Festo’s Federated Learning Enhances Robot Picking Efficiency and Protects Sensitive Data
German automation company Festo, in collaboration with the Karlsruher Institut für Technologie (KIT), the University of Waterloo, and Darwin AI, recently concluded its FLAIROP (Federated Learning for Robot Picking) research project. The two-year project aimed to enhance the intelligence of picking robots using distributed artificial intelligence (AI) methods while also protecting sensitive data.
The key focus of the research was to enable robots to learn from each other without the need to share their training data. This approach, known as Federated Learning, allows for the development of more robust and efficient AI models by utilizing data from multiple robots, all while safeguarding sensitive company information.
Jan Seyler, Head of Advanced Development Analytics and Control at Festo, expressed pride in the project’s success, stating, We have succeeded in showing that robots can learn from each other without sharing sensitive data and company secrets. This protects our customers’ data, and we also gain speed because the robots can take over many tasks faster this way.
By leveraging Federated Learning, Festo and its partners were able to create a universal, simulation-based dataset that enables autonomous gripping robots to reliably grasp unseen items. This breakthrough has the potential to significantly increase the efficiency and accuracy of robot picking operations.
Moving forward, the Federated Learning System will be further developed to allow different companies to train robot systems together without data sharing. This advancement could lead to increased acceptance and utilization of such systems in practical applications.
Federated Learning is a machine learning technique that prioritizes privacy-preserving AI applications. Unlike traditional methods where training data is sent to a central server, Federated Learning allows training to occur at various locations. Locally trained models are then aggregated on a central machine learning server, ensuring the sensitive training data remains with the respective data provider.
In the FLAIROP project, robot arms equipped with cameras were used to visually detect items in picking cells. Based on the camera images, the robots could recognize different items and select appropriate gripping methods. The challenge of dealing with the diverse range of items found in a warehouse was overcome by collecting large amounts of data from picking cells in different organizations.
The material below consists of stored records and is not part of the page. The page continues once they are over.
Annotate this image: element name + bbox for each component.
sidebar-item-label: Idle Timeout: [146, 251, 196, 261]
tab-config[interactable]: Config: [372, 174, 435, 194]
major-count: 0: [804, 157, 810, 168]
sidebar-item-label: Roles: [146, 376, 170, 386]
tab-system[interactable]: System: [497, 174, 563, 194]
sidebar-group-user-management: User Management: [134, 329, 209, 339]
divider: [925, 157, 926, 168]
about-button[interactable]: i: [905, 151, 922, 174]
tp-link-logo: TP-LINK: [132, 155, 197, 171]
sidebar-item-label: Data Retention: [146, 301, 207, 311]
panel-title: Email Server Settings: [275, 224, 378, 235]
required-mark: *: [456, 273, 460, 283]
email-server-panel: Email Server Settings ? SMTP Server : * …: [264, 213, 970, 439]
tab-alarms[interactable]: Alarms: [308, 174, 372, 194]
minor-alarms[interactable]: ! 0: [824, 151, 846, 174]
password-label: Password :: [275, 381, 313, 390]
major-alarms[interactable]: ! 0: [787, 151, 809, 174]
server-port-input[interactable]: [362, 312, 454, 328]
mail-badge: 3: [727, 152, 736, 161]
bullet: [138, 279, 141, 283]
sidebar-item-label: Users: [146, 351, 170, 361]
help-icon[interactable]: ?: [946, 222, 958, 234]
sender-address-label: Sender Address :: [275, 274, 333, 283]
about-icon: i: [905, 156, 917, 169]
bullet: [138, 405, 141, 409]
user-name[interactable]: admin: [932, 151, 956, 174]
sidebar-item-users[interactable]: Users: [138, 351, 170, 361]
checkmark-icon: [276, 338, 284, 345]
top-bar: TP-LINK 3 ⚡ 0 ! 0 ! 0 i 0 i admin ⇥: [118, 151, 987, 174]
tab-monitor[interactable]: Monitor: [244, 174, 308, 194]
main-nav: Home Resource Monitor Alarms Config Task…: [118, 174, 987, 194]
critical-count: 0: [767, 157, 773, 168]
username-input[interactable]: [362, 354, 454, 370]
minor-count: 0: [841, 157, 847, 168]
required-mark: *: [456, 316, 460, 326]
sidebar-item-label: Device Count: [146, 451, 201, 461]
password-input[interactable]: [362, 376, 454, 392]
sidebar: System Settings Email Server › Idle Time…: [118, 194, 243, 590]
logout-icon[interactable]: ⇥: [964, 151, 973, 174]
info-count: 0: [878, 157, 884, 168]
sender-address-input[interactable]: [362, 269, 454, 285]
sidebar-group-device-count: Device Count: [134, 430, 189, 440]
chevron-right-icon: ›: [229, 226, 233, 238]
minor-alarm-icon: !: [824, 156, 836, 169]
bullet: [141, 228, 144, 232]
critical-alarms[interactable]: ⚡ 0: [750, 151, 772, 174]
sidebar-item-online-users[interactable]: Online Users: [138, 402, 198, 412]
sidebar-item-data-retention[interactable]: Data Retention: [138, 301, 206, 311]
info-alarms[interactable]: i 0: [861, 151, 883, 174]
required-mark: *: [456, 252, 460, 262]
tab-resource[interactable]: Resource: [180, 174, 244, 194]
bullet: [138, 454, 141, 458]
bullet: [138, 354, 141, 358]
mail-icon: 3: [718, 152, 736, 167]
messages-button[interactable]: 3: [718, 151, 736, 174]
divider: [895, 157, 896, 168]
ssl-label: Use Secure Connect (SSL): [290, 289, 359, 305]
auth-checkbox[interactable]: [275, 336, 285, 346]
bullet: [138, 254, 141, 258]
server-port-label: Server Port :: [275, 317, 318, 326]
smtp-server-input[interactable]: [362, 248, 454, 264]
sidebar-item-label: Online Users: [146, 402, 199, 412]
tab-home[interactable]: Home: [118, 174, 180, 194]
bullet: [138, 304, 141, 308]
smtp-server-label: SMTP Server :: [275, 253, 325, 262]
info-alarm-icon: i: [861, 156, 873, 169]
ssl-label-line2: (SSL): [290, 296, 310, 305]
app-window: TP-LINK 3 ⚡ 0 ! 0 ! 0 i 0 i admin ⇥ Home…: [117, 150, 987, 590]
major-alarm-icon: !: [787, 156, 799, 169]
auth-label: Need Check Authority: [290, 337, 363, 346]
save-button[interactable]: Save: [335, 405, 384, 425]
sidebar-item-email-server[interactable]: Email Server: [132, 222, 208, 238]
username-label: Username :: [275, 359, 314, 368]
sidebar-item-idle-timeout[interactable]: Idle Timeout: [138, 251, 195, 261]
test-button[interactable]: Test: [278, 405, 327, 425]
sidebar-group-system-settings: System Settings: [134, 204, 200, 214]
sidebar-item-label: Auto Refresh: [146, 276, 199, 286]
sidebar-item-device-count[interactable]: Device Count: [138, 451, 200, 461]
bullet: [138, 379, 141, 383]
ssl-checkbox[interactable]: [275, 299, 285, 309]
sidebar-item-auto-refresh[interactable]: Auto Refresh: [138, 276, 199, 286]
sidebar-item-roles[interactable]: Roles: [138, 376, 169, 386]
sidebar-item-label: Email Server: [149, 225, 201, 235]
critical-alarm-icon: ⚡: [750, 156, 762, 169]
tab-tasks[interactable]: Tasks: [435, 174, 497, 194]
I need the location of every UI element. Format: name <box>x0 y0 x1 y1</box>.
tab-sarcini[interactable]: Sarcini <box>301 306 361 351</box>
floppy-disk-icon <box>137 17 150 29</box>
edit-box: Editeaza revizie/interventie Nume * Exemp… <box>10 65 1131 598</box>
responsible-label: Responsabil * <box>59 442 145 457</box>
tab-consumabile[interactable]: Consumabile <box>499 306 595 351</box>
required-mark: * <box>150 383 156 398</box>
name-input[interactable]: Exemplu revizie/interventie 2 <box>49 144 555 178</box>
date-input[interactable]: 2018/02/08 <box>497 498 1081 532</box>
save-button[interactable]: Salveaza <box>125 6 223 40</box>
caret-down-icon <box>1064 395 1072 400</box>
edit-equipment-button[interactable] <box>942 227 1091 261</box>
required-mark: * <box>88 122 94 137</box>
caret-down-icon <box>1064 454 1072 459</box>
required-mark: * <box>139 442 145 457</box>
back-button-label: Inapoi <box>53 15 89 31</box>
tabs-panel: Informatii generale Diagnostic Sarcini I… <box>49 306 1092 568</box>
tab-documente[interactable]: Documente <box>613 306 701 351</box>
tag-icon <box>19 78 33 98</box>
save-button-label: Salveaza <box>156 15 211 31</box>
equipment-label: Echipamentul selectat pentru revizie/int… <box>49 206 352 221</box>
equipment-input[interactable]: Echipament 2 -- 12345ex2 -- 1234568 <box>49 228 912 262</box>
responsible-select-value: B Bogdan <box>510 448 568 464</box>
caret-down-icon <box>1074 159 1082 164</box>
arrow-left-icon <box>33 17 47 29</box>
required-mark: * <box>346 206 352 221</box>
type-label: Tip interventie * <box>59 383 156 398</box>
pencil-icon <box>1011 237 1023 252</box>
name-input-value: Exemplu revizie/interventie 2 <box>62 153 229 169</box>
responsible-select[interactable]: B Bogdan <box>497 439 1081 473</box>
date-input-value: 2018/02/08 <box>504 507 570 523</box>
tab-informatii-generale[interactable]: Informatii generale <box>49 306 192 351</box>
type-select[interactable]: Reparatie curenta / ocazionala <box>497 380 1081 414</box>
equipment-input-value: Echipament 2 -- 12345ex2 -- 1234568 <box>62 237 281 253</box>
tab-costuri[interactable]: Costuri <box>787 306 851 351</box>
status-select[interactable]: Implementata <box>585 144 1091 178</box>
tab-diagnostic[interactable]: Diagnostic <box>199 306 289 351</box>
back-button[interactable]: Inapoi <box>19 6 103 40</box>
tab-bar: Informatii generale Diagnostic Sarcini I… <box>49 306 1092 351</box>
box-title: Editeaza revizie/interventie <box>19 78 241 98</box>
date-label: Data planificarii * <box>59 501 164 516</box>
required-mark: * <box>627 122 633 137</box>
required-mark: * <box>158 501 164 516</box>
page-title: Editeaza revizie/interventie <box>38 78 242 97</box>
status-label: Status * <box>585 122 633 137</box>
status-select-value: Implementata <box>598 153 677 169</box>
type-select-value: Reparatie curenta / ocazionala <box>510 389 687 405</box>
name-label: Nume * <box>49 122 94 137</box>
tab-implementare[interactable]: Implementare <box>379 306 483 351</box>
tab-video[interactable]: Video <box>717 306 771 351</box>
Throughout the project, five autonomous picking stations were set up for training the robots, with two at the KIT Institute for Materials Handling and Logistics Systems and three at Festo SE & Co. KG. The final event showcased the usability of the research results, demonstrating how these advancements can be incorporated into Festo products.
The research findings will be published and made freely available for interested parties to utilize in their initial pilot projects. By sharing the knowledge gained from the FLAIROP project, Festo aims to foster innovation and collaboration in the field of robotic picking.
Overall, Festo’s Federated Learning research project has shown great promise in enhancing robot picking efficiency while protecting sensitive data. The use of distributed AI methods and the development of a privacy-preserving learning system pave the way for more advanced and secure automation in various industries.